Rating: 5.0
> Cellular Automata
>
> 148
>
> It's hard to reverse a step in a cellular automata, but solvable if done right.
>
> https://cellularautomata.web.ctfcompetition.com/
As the [rules](https://cellularautomata.web.ctfcompetition.com/) state we are dealing with a [Rule 126 automata](http://mathworld.wolfram.com/Rule126.html). Patterns ```000``` and ```111``` produce a ```0``` bit while all others produce ```1```.
The problem with reversing cellular automata is that a lot of different steps correspond to the step you are trying to reverse. Straight bruteforcing will take forever - 64-bit steps are just too bit. However, the bits in the reverse step are not random, and are limited by 2 rules:
1. ```0``` has to reverse to patterns ```000``` or ```111```, and ```1``` to all others
2. If a pattern is selected the patterns that follow it are limited to 2 possibilities (because they have to overlap by 2 bits). For example, pattern ```000``` can only be followed by patterns ```000``` and ```001```.
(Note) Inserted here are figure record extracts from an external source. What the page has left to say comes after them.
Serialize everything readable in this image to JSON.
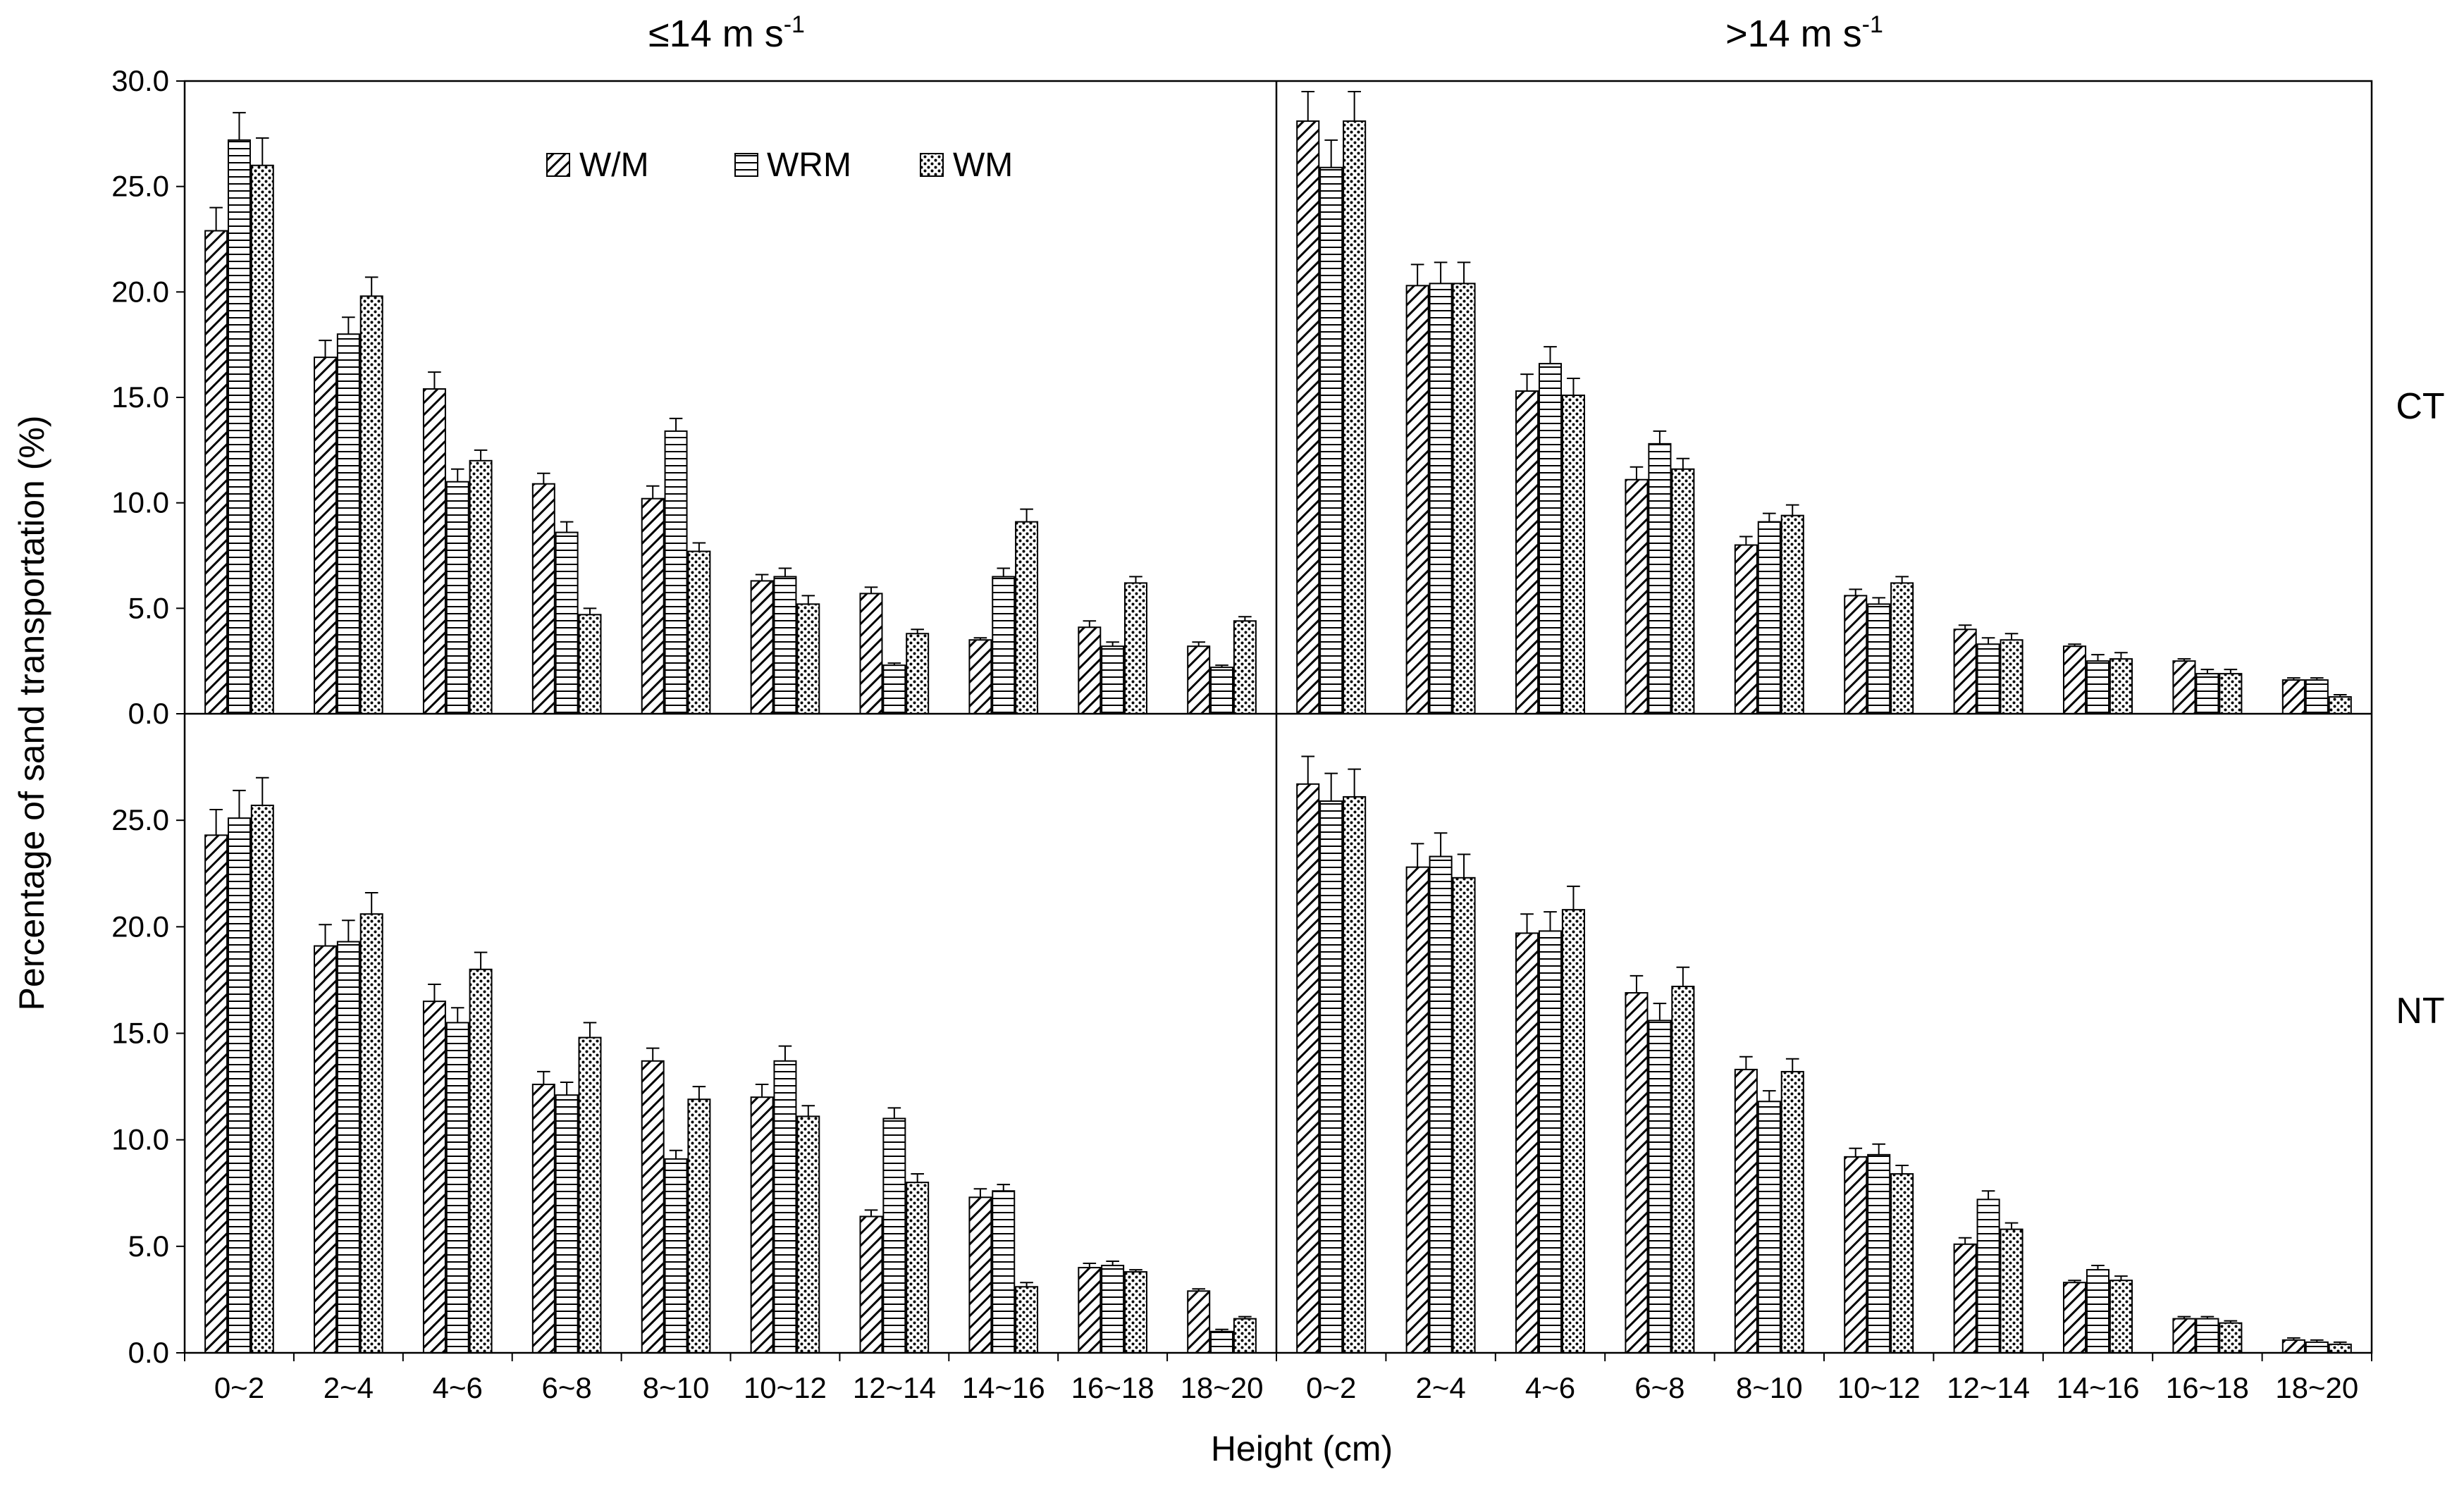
{
  "chart_data": {
    "type": "bar",
    "ylabel": "Percentage of sand transportation (%)",
    "xlabel": "Height (cm)",
    "columns": [
      {
        "title_base": "≤14 m s",
        "title_sup": "-1"
      },
      {
        "title_base": ">14 m s",
        "title_sup": "-1"
      }
    ],
    "rows": [
      {
        "label": "CT",
        "ylim": [
          0,
          30
        ],
        "ticks": [
          "0.0",
          "5.0",
          "10.0",
          "15.0",
          "20.0",
          "25.0",
          "30.0"
        ]
      },
      {
        "label": "NT",
        "ylim": [
          0,
          30
        ],
        "ticks": [
          "0.0",
          "5.0",
          "10.0",
          "15.0",
          "20.0",
          "25.0"
        ]
      }
    ],
    "categories": [
      "0~2",
      "2~4",
      "4~6",
      "6~8",
      "8~10",
      "10~12",
      "12~14",
      "14~16",
      "16~18",
      "18~20"
    ],
    "series_names": [
      "W/M",
      "WRM",
      "WM"
    ],
    "legend": {
      "items": [
        "W/M",
        "WRM",
        "WM"
      ],
      "position": "top-center of top-left panel"
    },
    "panels": [
      {
        "row": "CT",
        "column": "≤14 m s-1",
        "series": [
          {
            "name": "W/M",
            "values": [
              22.9,
              16.9,
              15.4,
              10.9,
              10.2,
              6.3,
              5.7,
              3.5,
              4.1,
              3.2
            ],
            "errors": [
              1.1,
              0.8,
              0.8,
              0.5,
              0.6,
              0.3,
              0.3,
              0.1,
              0.3,
              0.2
            ]
          },
          {
            "name": "WRM",
            "values": [
              27.2,
              18.0,
              11.0,
              8.6,
              13.4,
              6.5,
              2.3,
              6.5,
              3.2,
              2.2
            ],
            "errors": [
              1.3,
              0.8,
              0.6,
              0.5,
              0.6,
              0.4,
              0.1,
              0.4,
              0.2,
              0.1
            ]
          },
          {
            "name": "WM",
            "values": [
              26.0,
              19.8,
              12.0,
              4.7,
              7.7,
              5.2,
              3.8,
              9.1,
              6.2,
              4.4
            ],
            "errors": [
              1.3,
              0.9,
              0.5,
              0.3,
              0.4,
              0.4,
              0.2,
              0.6,
              0.3,
              0.2
            ]
          }
        ]
      },
      {
        "row": "CT",
        "column": ">14 m s-1",
        "series": [
          {
            "name": "W/M",
            "values": [
              28.1,
              20.3,
              15.3,
              11.1,
              8.0,
              5.6,
              4.0,
              3.2,
              2.5,
              1.6
            ],
            "errors": [
              1.4,
              1.0,
              0.8,
              0.6,
              0.4,
              0.3,
              0.2,
              0.1,
              0.1,
              0.1
            ]
          },
          {
            "name": "WRM",
            "values": [
              25.9,
              20.4,
              16.6,
              12.8,
              9.1,
              5.2,
              3.3,
              2.5,
              1.9,
              1.6
            ],
            "errors": [
              1.3,
              1.0,
              0.8,
              0.6,
              0.4,
              0.3,
              0.3,
              0.3,
              0.2,
              0.1
            ]
          },
          {
            "name": "WM",
            "values": [
              28.1,
              20.4,
              15.1,
              11.6,
              9.4,
              6.2,
              3.5,
              2.6,
              1.9,
              0.8
            ],
            "errors": [
              1.4,
              1.0,
              0.8,
              0.5,
              0.5,
              0.3,
              0.3,
              0.3,
              0.2,
              0.1
            ]
          }
        ]
      },
      {
        "row": "NT",
        "column": "≤14 m s-1",
        "series": [
          {
            "name": "W/M",
            "values": [
              24.3,
              19.1,
              16.5,
              12.6,
              13.7,
              12.0,
              6.4,
              7.3,
              4.0,
              2.9
            ],
            "errors": [
              1.2,
              1.0,
              0.8,
              0.6,
              0.6,
              0.6,
              0.3,
              0.4,
              0.2,
              0.1
            ]
          },
          {
            "name": "WRM",
            "values": [
              25.1,
              19.3,
              15.5,
              12.1,
              9.1,
              13.7,
              11.0,
              7.6,
              4.1,
              1.0
            ],
            "errors": [
              1.3,
              1.0,
              0.7,
              0.6,
              0.4,
              0.7,
              0.5,
              0.3,
              0.2,
              0.1
            ]
          },
          {
            "name": "WM",
            "values": [
              25.7,
              20.6,
              18.0,
              14.8,
              11.9,
              11.1,
              8.0,
              3.1,
              3.8,
              1.6
            ],
            "errors": [
              1.3,
              1.0,
              0.8,
              0.7,
              0.6,
              0.5,
              0.4,
              0.2,
              0.1,
              0.1
            ]
          }
        ]
      },
      {
        "row": "NT",
        "column": ">14 m s-1",
        "series": [
          {
            "name": "W/M",
            "values": [
              26.7,
              22.8,
              19.7,
              16.9,
              13.3,
              9.2,
              5.1,
              3.3,
              1.6,
              0.6
            ],
            "errors": [
              1.3,
              1.1,
              0.9,
              0.8,
              0.6,
              0.4,
              0.3,
              0.1,
              0.1,
              0.1
            ]
          },
          {
            "name": "WRM",
            "values": [
              25.9,
              23.3,
              19.8,
              15.6,
              11.8,
              9.3,
              7.2,
              3.9,
              1.6,
              0.5
            ],
            "errors": [
              1.3,
              1.1,
              0.9,
              0.8,
              0.5,
              0.5,
              0.4,
              0.2,
              0.1,
              0.1
            ]
          },
          {
            "name": "WM",
            "values": [
              26.1,
              22.3,
              20.8,
              17.2,
              13.2,
              8.4,
              5.8,
              3.4,
              1.4,
              0.4
            ],
            "errors": [
              1.3,
              1.1,
              1.1,
              0.9,
              0.6,
              0.4,
              0.3,
              0.2,
              0.1,
              0.1
            ]
          }
        ]
      }
    ]
  }
}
If we apply these 2 rules we can generate all possibilities very quickly with the help of the following script:
```python
import sys
if len(sys.argv) != 2:
print "Please supply a hex number on the command line"
quit()
hexval = sys.argv[1]
bit_size = len(hexval)*4
# convert hex value to bit string
bitstr = (bin(int(hexval,16))[2:]).zfill(bit_size)
# map from bits to patterns that generate it
patterns_generating_bit = {"0":[0,7], "1":[1,2,3,4,5,6]}
# valid patterns that can follow each pattern; for example, pattern 010 can be followed
# only by 100 and 101 because they must overlap with its last 2 digits (10)
valid_next_patterns = {0:[0,1], 1:[2,3], 2:[4,5], 3:[6,7], 4:[0,1], 5:[2,3], 6:[4,5], 7:[6,7]}
# mid bits in each pattern
pattern_mid_bits = {0:"0", 1:"0", 2:"1", 3:"1", 4:"0", 5:"0", 6:"1", 7:"1"}
def reverse_rule126(bitstr, depth, valid_patterns, patterns_in_step):
# walk through all patterns that generate the current bit
for pattern in patterns_generating_bit[bitstr[depth]]:
# make sure the pattern is valid based on previously seen patterns
if pattern in valid_patterns:
# if we are not at the last bit - keep going recursively
if depth < (bit_size-1):
reverse_rule126(bitstr, depth+1, valid_next_patterns[pattern], patterns_in_step+[pattern])
# if we are at the last bit...
if depth == (bit_size-1):
# ...and the last pattern wraps around properly to the beginning of the step string
if patterns_in_step[0] in valid_next_patterns[pattern]:
# generate the full bitstring for the step and print it out
found_step = ""
for x in patterns_in_step:
found_step += pattern_mid_bits[x]
found_step += pattern_mid_bits[pattern]
print hex(int(found_step,2))[2:]
reverse_rule126(bitstr, 0, [0,1,2,3,4,5,6,7], [])
```
The script generates about 10K possibilities, which we can try to determine if there is a flag in the output:
```bash
#!/bin/sh
for i in $(python solve.py 66de3c1bf87fdfcf); do
echo "$i" > /tmp/plain.key; xxd -r -p /tmp/plain.key > /tmp/enc.key
echo "U2FsdGVkX1/andRK+WVfKqJILMVdx/69xjAzW4KUqsjr98GqzFR793lfNHrw1Blc8UZHWOBrRhtLx3SM38R1MpRegLTHgHzf0EAa3oU
eWcQ=" | openssl enc -d -aes-256-cbc -pbkdf2 -md sha1 -base64 --pass file:/tmp/enc.key 2>/dev/null | grep CTF
done
```
When we run the script we quickly get the flag decoded:
```sh
$ ./solve.sh
CTF{reversing_cellular_automatas_can_be_done_bit_by_bit}
```
The flag is ```CTF{reversing_cellular_automatas_can_be_done_bit_by_bit}```.